May 29, 2010 at 5:44 am
Hi All
I have a question that is realy Urgent!!! Please reply
I have flat files to be inserted to a table using Bulk Insert.
Each flat file is coming from a different sources(Retail stores) and each file names has the retail store Id
on it like "SalesData0024"....0024 to be the store ID. Each flat file may have one or more rows in it(comma separated ','and new line '').
THE question is: while we import the data it is required to extract the storeId from the file name and add the storeID as a new column.If the file has more than one row the same store id should be repeated for each row.
Let me give you the stored procedure which perfectly loops through the files and insert the rows to a table.
alter procedure [dbo].[BINS_ImportMultipleFiles] @filepath varchar(500),
@pattern varchar(100), @TableName varchar(128)
as
set quoted_identifier off
declare @query varchar(1000)
declare @max1 int
declare @count1 int
Declare @filename varchar(100)
set @count1 =0
create table #x (name varchar(200))
set @query ='master.dbo.xp_cmdshell ''dir '+@filepath+@pattern +' /b'''
insert #x exec (@query)
delete from #x where name is NULL
select identity(int,1,1) as ID, name into #y from #x
drop table #x
set @max1 = (select max(ID) from #y)
While @count1 <= @max1
begin
set @count1=@count1+1
set @filename = (select name from #y where [id] = @count1)
set @Query ='BULK INSERT '+ @Tablename + ' FROM '''+ @Filepath+@Filename+'''
WITH ( FIELDTERMINATOR = '','',ROWTERMINATOR = '''')'
exec (@query)
end
drop table #y
Note: SSIS cannot be used.

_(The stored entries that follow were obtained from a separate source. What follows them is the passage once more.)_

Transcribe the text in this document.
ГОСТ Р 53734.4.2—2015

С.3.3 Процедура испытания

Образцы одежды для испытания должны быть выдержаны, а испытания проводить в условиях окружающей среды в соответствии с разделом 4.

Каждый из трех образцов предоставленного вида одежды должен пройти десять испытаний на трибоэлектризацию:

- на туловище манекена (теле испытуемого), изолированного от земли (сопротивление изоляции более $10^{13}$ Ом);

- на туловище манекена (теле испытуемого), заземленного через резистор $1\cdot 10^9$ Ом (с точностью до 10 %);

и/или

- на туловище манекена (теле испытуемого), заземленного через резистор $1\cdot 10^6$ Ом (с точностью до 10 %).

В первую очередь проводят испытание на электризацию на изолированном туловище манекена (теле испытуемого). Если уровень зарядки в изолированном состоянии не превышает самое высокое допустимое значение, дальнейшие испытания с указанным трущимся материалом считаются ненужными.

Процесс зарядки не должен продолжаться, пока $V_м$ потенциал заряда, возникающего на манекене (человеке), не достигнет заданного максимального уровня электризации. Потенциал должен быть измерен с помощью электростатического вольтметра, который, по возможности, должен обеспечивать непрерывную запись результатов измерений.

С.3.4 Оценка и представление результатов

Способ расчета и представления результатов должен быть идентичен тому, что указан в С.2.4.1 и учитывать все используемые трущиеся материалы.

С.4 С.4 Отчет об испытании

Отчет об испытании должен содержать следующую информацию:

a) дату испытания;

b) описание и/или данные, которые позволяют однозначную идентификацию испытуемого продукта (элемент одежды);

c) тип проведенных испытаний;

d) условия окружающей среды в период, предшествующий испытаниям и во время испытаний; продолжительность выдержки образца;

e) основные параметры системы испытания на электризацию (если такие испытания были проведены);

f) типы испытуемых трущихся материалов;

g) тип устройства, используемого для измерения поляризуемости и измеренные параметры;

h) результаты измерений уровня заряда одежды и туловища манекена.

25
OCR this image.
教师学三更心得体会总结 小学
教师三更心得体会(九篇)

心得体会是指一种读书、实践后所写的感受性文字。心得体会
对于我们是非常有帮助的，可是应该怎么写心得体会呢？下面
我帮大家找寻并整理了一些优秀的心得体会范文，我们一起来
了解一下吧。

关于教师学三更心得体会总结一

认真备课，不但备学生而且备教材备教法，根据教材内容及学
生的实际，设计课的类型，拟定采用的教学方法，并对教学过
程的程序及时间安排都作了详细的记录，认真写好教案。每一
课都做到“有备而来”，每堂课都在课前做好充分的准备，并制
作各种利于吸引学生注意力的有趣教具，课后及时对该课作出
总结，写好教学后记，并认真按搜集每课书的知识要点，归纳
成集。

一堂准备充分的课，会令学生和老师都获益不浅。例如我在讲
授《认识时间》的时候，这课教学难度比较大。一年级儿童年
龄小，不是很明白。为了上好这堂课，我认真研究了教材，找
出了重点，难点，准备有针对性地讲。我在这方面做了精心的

If single rows had been in each file , creating identity column and joining it to store table which will have storeId and identity column would have been easier.
sql 2000
Thanks,
May 29, 2010 at 6:23 am
Use an XML format file and OPENROWSET BULK. This allows you to modify the bulk load stream without losing any of the benefits of bulk loading - it will still be minimally logged if you follow the rules.
You did not provide data for me to test with, so I won't both providing you with a tailored solution. You can find a pretty full example I wrote on a recent thread here on SSC:
May 29, 2010 at 7:20 am
Thanks for responding
please see sample of data given and the result required:
CREATE TABLE [dbo].[OrdersBulk](
[CustomerID] [int] NULL,
[CustomerName] [varchar](32) NULL,
[OrderID] [int] NULL,
[OrderDate] [smalldatetime] NULL
[storeID] varchar(5) not null
) ON [PRIMARY]
sample data
fileName1: saleData0024
1,foo,5,20031101
3,blat,7,20031101
5,foobar,23,20031104
fileName2: saleData0056
12,abc,5,20031101
result set expected :
CustomerIDCustomerNameOrderIDOrderDatestoreId
1 foo 52003-11-01 00:00:000024
15 blat72003-11-01 00:00:000024
5 foobar 232003-11-04 00:00:00 0024
12 abc 52003-11-01 00:00:00 0056
and ofcourse there are hundreds of files coming from retail stores
thanks
May 29, 2010 at 8:21 am
Why don't you have a decent crack at it first?
See how you get on.
May 29, 2010 at 10:50 pm
Paul White NZ (5/29/2010)
Use an XML format file and OPENROWSET BULK. This allows you to modify the bulk load stream without losing any of the benefits of bulk loading - it will still be minimally logged if you follow the rules.You did not provide data for me to test with, so I won't both providing you with a tailored solution. You can find a pretty full example I wrote on a recent thread here on SSC:
Did you notice near the bottom of the original post where it says "SQL 2000"? I hate it when they do that on a 2k8 forum.
--Jeff Moden
Change is inevitable... Change for the better is not.
May 29, 2010 at 11:25 pm
Jeff Moden (5/29/2010)
Did you notice near the bottom of the original post where it says "SQL 2000"? I hate it when they do that on a 2k8 forum.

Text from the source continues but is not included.